Despite holding wages down, Rishi Sunak has a new found concern for living standards. It's not fair, he explained, to force people to buy electric cars and rip out old boilers for heat pumps. The state, he argued, should not be making consumer choices by putting taxes on meat and increasing levies on flights. And it is far too much to expect hard-pressed land lords to take responsibility for the energy efficiency of the homes they let out. Sunak is hoping that by posing as Mr Money Saver while warding off the nannying tendencies of an overweening state will score him some political points. He asserted that these were "hard choices", and taken in the round they don't mean the government are abandoning net zero by 2050. Rather, as a world leader in emissions reduction (forgetting, on purpose, that Britain exported its emissions to China and the Pacific Rim when it outsourced manufacturing there decades ago) we can afford to ease up a little.
It's all a load of rubbish, isn't it? There was never any plan to tax meat. The state was never going to limit the number of lone car journeys. Households ere not going to have seven bins. It's all a lie. While the announcement that extra grants will be available for boiler replacement, the rest of Sunak's speech is twaddle. So egregious, so bad it was that even Labour were forced to do an opposition and say it would keep the old targets. That's as good as saying to Ford et al not to bother changing their plans, because they know too that Starmer in Number 10 is a dead cert. Why then has Sunak decided to rip up years of planning and make Britain, once again, the laughing stock of economic policy wonks and a "how not to" case study for global business coverage?
It comes back to the politics, at the end of it. The Tories' links with and funding by fossil fuel capital is long-standing, and remains the case. In 2022-23, the party received donations of £3.5m from this quarter. And those are the publicly declared ones. How much cash went through the dining clubs? Delaying the steps toward net zero protects the domestic fuel market for them a little while longer, but this is not the primary consideration. As forecast, the Tories' narrow win at the Uxbridge by-election offered a glimmer of hope. Perhaps if they and their media allies can drive a wedge between the "green crap" and Britain's hard-pressed motorists, the punters might overlook the horrors of the last 13 years and vote to keep petrol costs down and their communities ultra-low emission zone-free. I suppose it's a strategy. With the polls offering no hope and Sunak's personal ratings approaching those enjoyed by his predecessor, where else to go? Though to repackage Liz Truss's "ideas" 48 hours after her ridiculous speech and underlining the point that the Tories are running on vapours so quickly was a bit of a surprise.

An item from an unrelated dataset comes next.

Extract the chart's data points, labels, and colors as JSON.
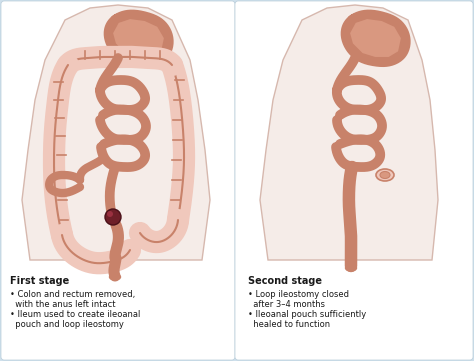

Any serious green modernisation project has to be state-led. It cannot be left to hoping that consumers will make the right choice, which is how Sunak is choosing to cover his inaction. But putting the politics first and gambling that this is going to win over new supporters is wishful thinking. When Sunak trailed his anti-Green pitch in July, it excited no one but the Tory editorials. There is no public desire to go slower on green measures, and the main take away for anyone looking at this askance is the government, yet again, is not taking climate change and environmental crisis seriously. It appears Sunak and most senior Tories cannot grasp that car owners are also people with other interests and concerns, and one of them happens to be not burning the planet to a crisp. Sunak has more or less opened the gate and invited the Greens in to take away as many former Tory voters they can carry. He's reinforced his impressive out-of-touch scores, and told the public - particularly younger people - that the main threat to their way of life counts for nothing. Have we reached the floor of Tory support? We're about to find out.